Answer
The ratio of the distances that each block travels is 9. The smaller block travels 9 times farther than the larger block.
Work Step by Step
Let the masses of the two blocks be $m$ and $3m$.
We can use conservation of momentum to find the ratio of the two speeds after the explosion:
$m~v_1 = 3m~v_2$
$v_1 = 3v_2$
Since the surface is rough, a sliding object will decelerate because of the force of friction. Let $M$ be the mass of this object.
$Ma = F_f$
$Ma = Mg~\mu_k$
$a = g~\mu_k$
Note that the acceleration $a$ is the same for both blocks of wood since the acceleration does not depend on the mass.

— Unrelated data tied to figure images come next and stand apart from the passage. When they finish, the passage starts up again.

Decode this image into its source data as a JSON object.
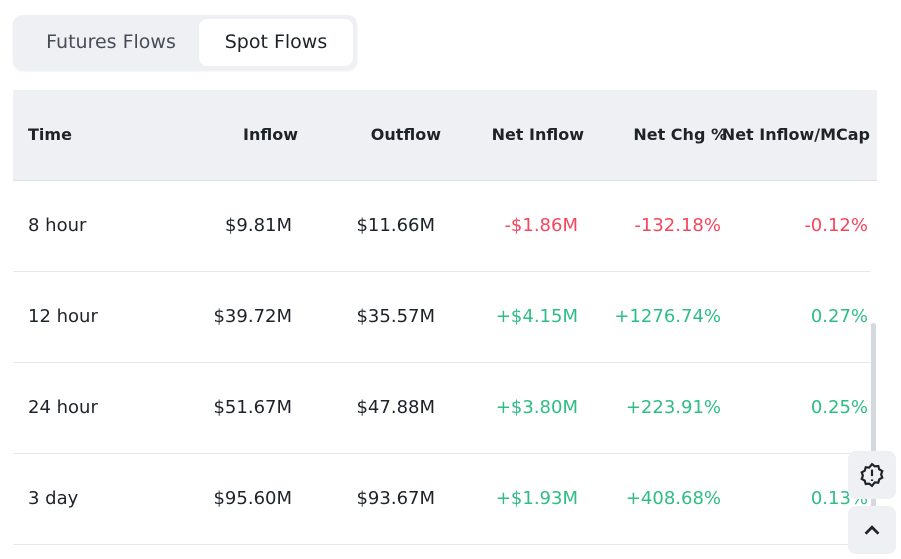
{
  "tabs": [
    "Futures Flows",
    "Spot Flows"
  ],
  "columns": [
    "Time",
    "Inflow",
    "Outflow",
    "Net Inflow",
    "Net Chg %",
    "Net Inflow/MCap"
  ],
  "rows": [
    {
      "time": "8 hour",
      "inflow": "$9.81M",
      "outflow": "$11.66M",
      "net": "-$1.86M",
      "chg": "-132.18%",
      "mcap": "-0.12%",
      "dir": "neg"
    },
    {
      "time": "12 hour",
      "inflow": "$39.72M",
      "outflow": "$35.57M",
      "net": "+$4.15M",
      "chg": "+1276.74%",
      "mcap": "0.27%",
      "dir": "pos"
    },
    {
      "time": "24 hour",
      "inflow": "$51.67M",
      "outflow": "$47.88M",
      "net": "+$3.80M",
      "chg": "+223.91%",
      "mcap": "0.25%",
      "dir": "pos"
    },
    {
      "time": "3 day",
      "inflow": "$95.60M",
      "outflow": "$93.67M",
      "net": "+$1.93M",
      "chg": "+408.68%",
      "mcap": "0.13%",
      "dir": "pos"
    }
  ],
  "colors": {
    "positive": "#2ebd85",
    "negative": "#f6465d"
  }
}
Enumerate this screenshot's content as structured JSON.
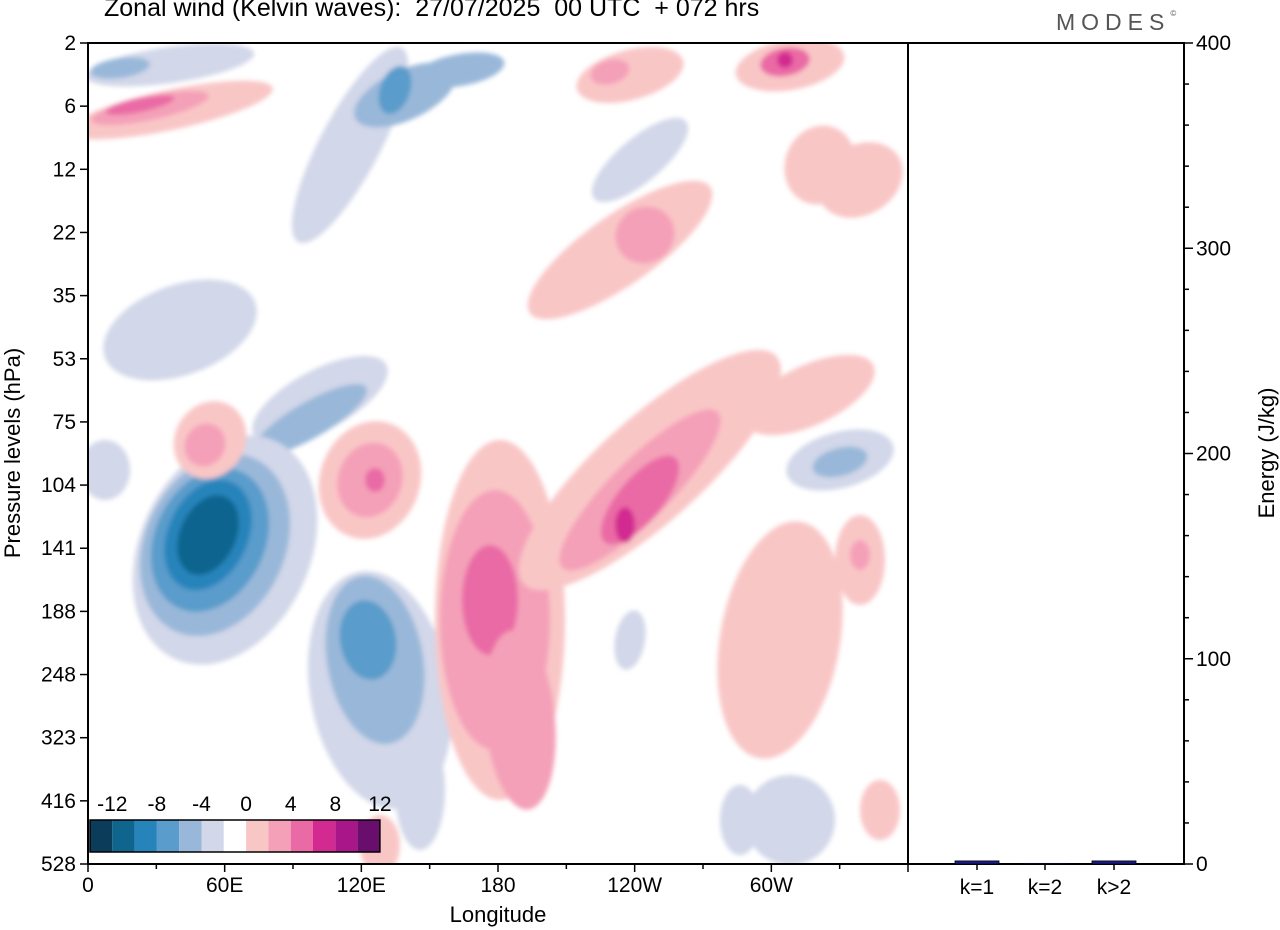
{
  "title": "Zonal wind (Kelvin waves):  27/07/2025  00 UTC  + 072 hrs",
  "brand": "MODES",
  "brand_mark": "©",
  "chart_data": [
    {
      "type": "heatmap",
      "title": "Zonal wind (Kelvin waves):  27/07/2025  00 UTC  + 072 hrs",
      "xlabel": "Longitude",
      "ylabel": "Pressure levels (hPa)",
      "x_ticks": [
        "0",
        "60E",
        "120E",
        "180",
        "120W",
        "60W"
      ],
      "x_tick_degrees": [
        0,
        60,
        120,
        180,
        240,
        300
      ],
      "x_range_degrees": [
        0,
        360
      ],
      "y_ticks": [
        "2",
        "6",
        "12",
        "22",
        "35",
        "53",
        "75",
        "104",
        "141",
        "188",
        "248",
        "323",
        "416",
        "528"
      ],
      "y_axis": "pressure levels, top to bottom",
      "colorbar": {
        "labels": [
          "-12",
          "-8",
          "-4",
          "0",
          "4",
          "8",
          "12"
        ],
        "levels": [
          -14,
          -12,
          -10,
          -8,
          -6,
          -4,
          -2,
          2,
          4,
          6,
          8,
          10,
          12,
          14
        ],
        "colors": [
          "#0b3d5a",
          "#10658f",
          "#2784bb",
          "#5a9ccb",
          "#99b8d9",
          "#d2d7e9",
          "#ffffff",
          "#f9c6c6",
          "#f4a0b8",
          "#ea6aa5",
          "#d22a90",
          "#a8168a",
          "#6a0e6e"
        ]
      },
      "features": [
        {
          "name": "upper-left positive band",
          "lon_range": [
            0,
            80
          ],
          "levels": [
            "2",
            "12"
          ],
          "max_value": 10
        },
        {
          "name": "upper negative streak",
          "lon_range": [
            100,
            170
          ],
          "levels": [
            "2",
            "22"
          ],
          "max_value": -6
        },
        {
          "name": "negative core",
          "lon_range": [
            30,
            90
          ],
          "levels": [
            "75",
            "248"
          ],
          "max_value": -14
        },
        {
          "name": "negative core 2",
          "lon_range": [
            105,
            150
          ],
          "levels": [
            "141",
            "416"
          ],
          "max_value": -10
        },
        {
          "name": "positive core",
          "lon_range": [
            160,
            210
          ],
          "levels": [
            "104",
            "416"
          ],
          "max_value": 8
        },
        {
          "name": "positive tilted band",
          "lon_range": [
            200,
            290
          ],
          "levels": [
            "53",
            "188"
          ],
          "max_value": 10
        },
        {
          "name": "upper-right positive",
          "lon_range": [
            300,
            340
          ],
          "levels": [
            "2",
            "6"
          ],
          "max_value": 12
        }
      ]
    },
    {
      "type": "bar",
      "title": "",
      "xlabel": "",
      "ylabel": "Energy (J/kg)",
      "categories": [
        "k=1",
        "k=2",
        "k>2"
      ],
      "values": [
        1.5,
        0.3,
        1.5
      ],
      "ylim": [
        0,
        400
      ],
      "y_ticks": [
        "0",
        "100",
        "200",
        "300",
        "400"
      ],
      "bar_color": "#1a1a8c"
    }
  ]
}
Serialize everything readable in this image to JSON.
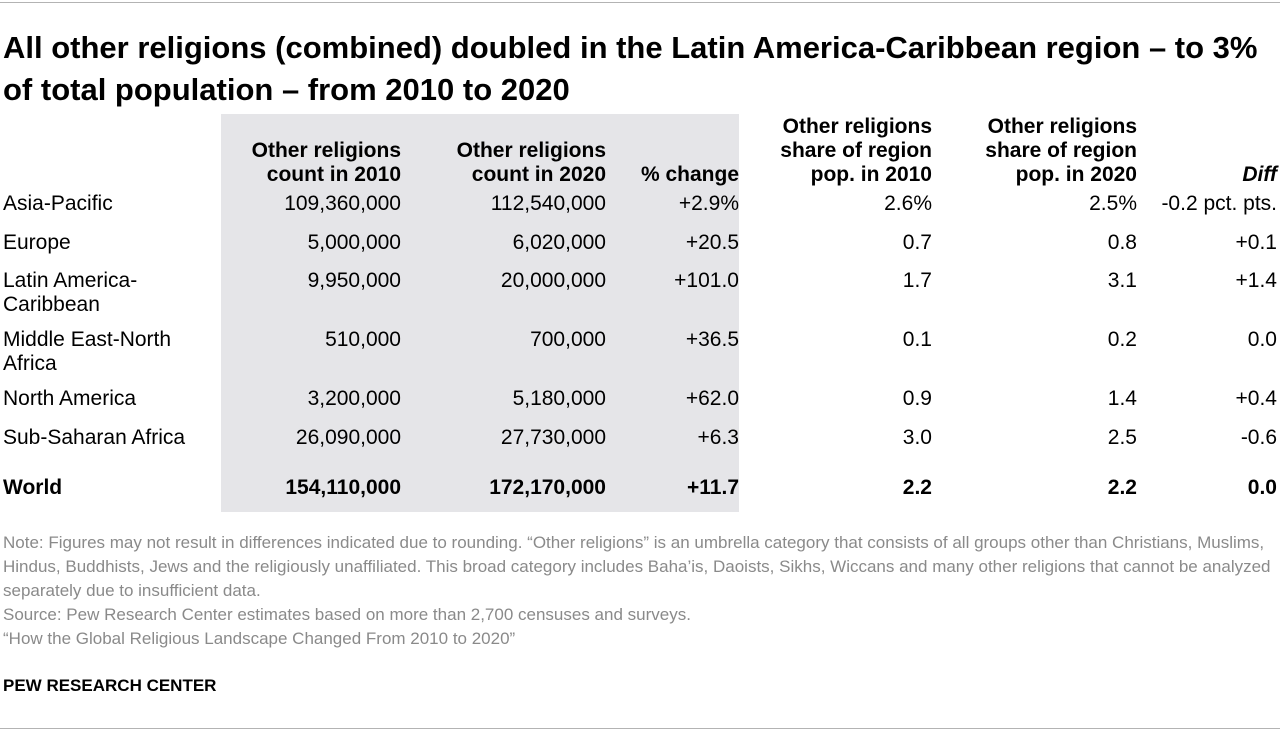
{
  "title": "All other religions (combined) doubled in the Latin America-Caribbean region – to 3% of total population – from 2010 to 2020",
  "chart_data": {
    "type": "table",
    "columns": [
      "",
      "Other religions count in 2010",
      "Other religions count in 2020",
      "% change",
      "Other religions share of region pop. in 2010",
      "Other religions share of region pop. in 2020",
      "Diff"
    ],
    "rows": [
      {
        "region": "Asia-Pacific",
        "count_2010": "109,360,000",
        "count_2020": "112,540,000",
        "pct_change": "+2.9%",
        "share_2010": "2.6%",
        "share_2020": "2.5%",
        "diff": "-0.2 pct. pts."
      },
      {
        "region": "Europe",
        "count_2010": "5,000,000",
        "count_2020": "6,020,000",
        "pct_change": "+20.5",
        "share_2010": "0.7",
        "share_2020": "0.8",
        "diff": "+0.1"
      },
      {
        "region": "Latin America-Caribbean",
        "count_2010": "9,950,000",
        "count_2020": "20,000,000",
        "pct_change": "+101.0",
        "share_2010": "1.7",
        "share_2020": "3.1",
        "diff": "+1.4"
      },
      {
        "region": "Middle East-North Africa",
        "count_2010": "510,000",
        "count_2020": "700,000",
        "pct_change": "+36.5",
        "share_2010": "0.1",
        "share_2020": "0.2",
        "diff": "0.0"
      },
      {
        "region": "North America",
        "count_2010": "3,200,000",
        "count_2020": "5,180,000",
        "pct_change": "+62.0",
        "share_2010": "0.9",
        "share_2020": "1.4",
        "diff": "+0.4"
      },
      {
        "region": "Sub-Saharan Africa",
        "count_2010": "26,090,000",
        "count_2020": "27,730,000",
        "pct_change": "+6.3",
        "share_2010": "3.0",
        "share_2020": "2.5",
        "diff": "-0.6"
      }
    ],
    "total": {
      "region": "World",
      "count_2010": "154,110,000",
      "count_2020": "172,170,000",
      "pct_change": "+11.7",
      "share_2010": "2.2",
      "share_2020": "2.2",
      "diff": "0.0"
    }
  },
  "notes": {
    "note": "Note: Figures may not result in differences indicated due to rounding. “Other religions” is an umbrella category that consists of all groups other than Christians, Muslims, Hindus, Buddhists, Jews and the religiously unaffiliated. This broad category includes Baha’is, Daoists, Sikhs, Wiccans and many other religions that cannot be analyzed separately due to insufficient data.",
    "source": "Source: Pew Research Center estimates based on more than 2,700 censuses and surveys.",
    "report": "“How the Global Religious Landscape Changed From 2010 to 2020”"
  },
  "brand": "PEW RESEARCH CENTER"
}
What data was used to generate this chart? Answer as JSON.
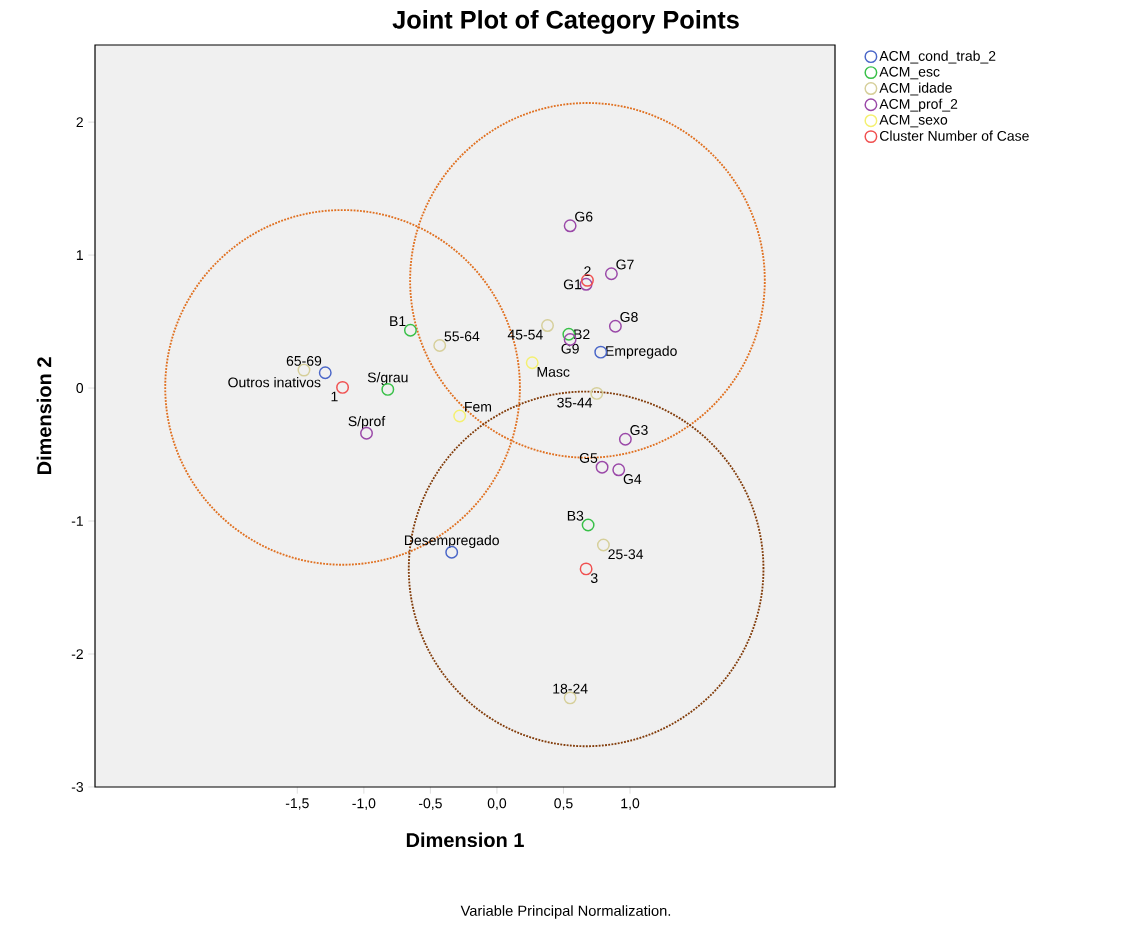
{
  "chart_data": {
    "type": "scatter",
    "title": "Joint Plot of Category Points",
    "xlabel": "Dimension 1",
    "ylabel": "Dimension 2",
    "xlim": [
      -3.02,
      2.54
    ],
    "ylim": [
      -3,
      2.58
    ],
    "xticks": [
      {
        "value": -1.5,
        "label": "-1,5"
      },
      {
        "value": -1.0,
        "label": "-1,0"
      },
      {
        "value": -0.5,
        "label": "-0,5"
      },
      {
        "value": 0.0,
        "label": "0,0"
      },
      {
        "value": 0.5,
        "label": "0,5"
      },
      {
        "value": 1.0,
        "label": "1,0"
      }
    ],
    "yticks": [
      -3,
      -2,
      -1,
      0,
      1,
      2
    ],
    "marker": "circle",
    "legend": "right",
    "grid": false,
    "series": [
      {
        "name": "ACM_cond_trab_2",
        "color": "#4a66c8",
        "x": [
          -1.29,
          0.78,
          -0.34
        ],
        "values": [
          0.115,
          0.27,
          -1.235
        ]
      },
      {
        "name": "ACM_esc",
        "color": "#38c048",
        "x": [
          -0.65,
          -0.82,
          0.54,
          0.685
        ],
        "values": [
          0.435,
          -0.01,
          0.405,
          -1.03
        ]
      },
      {
        "name": "ACM_idade",
        "color": "#d6cf9a",
        "x": [
          -1.45,
          -0.43,
          0.38,
          0.75,
          0.8,
          0.55
        ],
        "values": [
          0.135,
          0.32,
          0.47,
          -0.04,
          -1.18,
          -2.33
        ]
      },
      {
        "name": "ACM_prof_2",
        "color": "#9a48a8",
        "x": [
          -0.98,
          0.55,
          0.67,
          0.86,
          0.89,
          0.55,
          0.965,
          0.79,
          0.915
        ],
        "values": [
          -0.34,
          1.22,
          0.78,
          0.86,
          0.465,
          0.365,
          -0.385,
          -0.595,
          -0.615
        ]
      },
      {
        "name": "ACM_sexo",
        "color": "#f4f070",
        "x": [
          -0.28,
          0.265
        ],
        "values": [
          -0.21,
          0.19
        ]
      },
      {
        "name": "Cluster Number of Case",
        "color": "#f05050",
        "x": [
          -1.16,
          0.68,
          0.67
        ],
        "values": [
          0.005,
          0.81,
          -1.36
        ]
      }
    ],
    "annotations": [
      {
        "text": "Outros inativos",
        "x": -1.29,
        "y": 0.115
      },
      {
        "text": "Empregado",
        "x": 0.78,
        "y": 0.27
      },
      {
        "text": "Desempregado",
        "x": -0.34,
        "y": -1.235
      },
      {
        "text": "B1",
        "x": -0.65,
        "y": 0.435
      },
      {
        "text": "S/grau",
        "x": -0.82,
        "y": -0.01
      },
      {
        "text": "B2",
        "x": 0.54,
        "y": 0.405
      },
      {
        "text": "B3",
        "x": 0.685,
        "y": -1.03
      },
      {
        "text": "65-69",
        "x": -1.45,
        "y": 0.135
      },
      {
        "text": "55-64",
        "x": -0.43,
        "y": 0.32
      },
      {
        "text": "45-54",
        "x": 0.38,
        "y": 0.47
      },
      {
        "text": "35-44",
        "x": 0.75,
        "y": -0.04
      },
      {
        "text": "25-34",
        "x": 0.8,
        "y": -1.18
      },
      {
        "text": "18-24",
        "x": 0.55,
        "y": -2.33
      },
      {
        "text": "S/prof",
        "x": -0.98,
        "y": -0.34
      },
      {
        "text": "G6",
        "x": 0.55,
        "y": 1.22
      },
      {
        "text": "G1",
        "x": 0.67,
        "y": 0.78
      },
      {
        "text": "G7",
        "x": 0.86,
        "y": 0.86
      },
      {
        "text": "G8",
        "x": 0.89,
        "y": 0.465
      },
      {
        "text": "G9",
        "x": 0.55,
        "y": 0.365
      },
      {
        "text": "G3",
        "x": 0.965,
        "y": -0.385
      },
      {
        "text": "G5",
        "x": 0.79,
        "y": -0.595
      },
      {
        "text": "G4",
        "x": 0.915,
        "y": -0.615
      },
      {
        "text": "Fem",
        "x": -0.28,
        "y": -0.21
      },
      {
        "text": "Masc",
        "x": 0.265,
        "y": 0.19
      },
      {
        "text": "1",
        "x": -1.16,
        "y": 0.005
      },
      {
        "text": "2",
        "x": 0.68,
        "y": 0.81
      },
      {
        "text": "3",
        "x": 0.67,
        "y": -1.36
      },
      "Variable Principal Normalization."
    ]
  }
}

We can find an expression for the distance traveled.
In general: $d = \frac{v^2}{2a}$
$d_1 = \frac{v_1^2}{2a}$
$d_2 = \frac{v_2^2}{2a}$
We can then find the ratio of the distances traveled by the two blocks of wood.
$\frac{d_1}{d_2} = \frac{(v_1^2)/(2a)}{(v_2^2)/(2a)} = \frac{v_1^2}{v_2^2} = \frac{(3v_2)^2}{v_2^2} = 9$
The ratio of the distances that each block travels is 9. The smaller block travels 9 times farther than the larger block.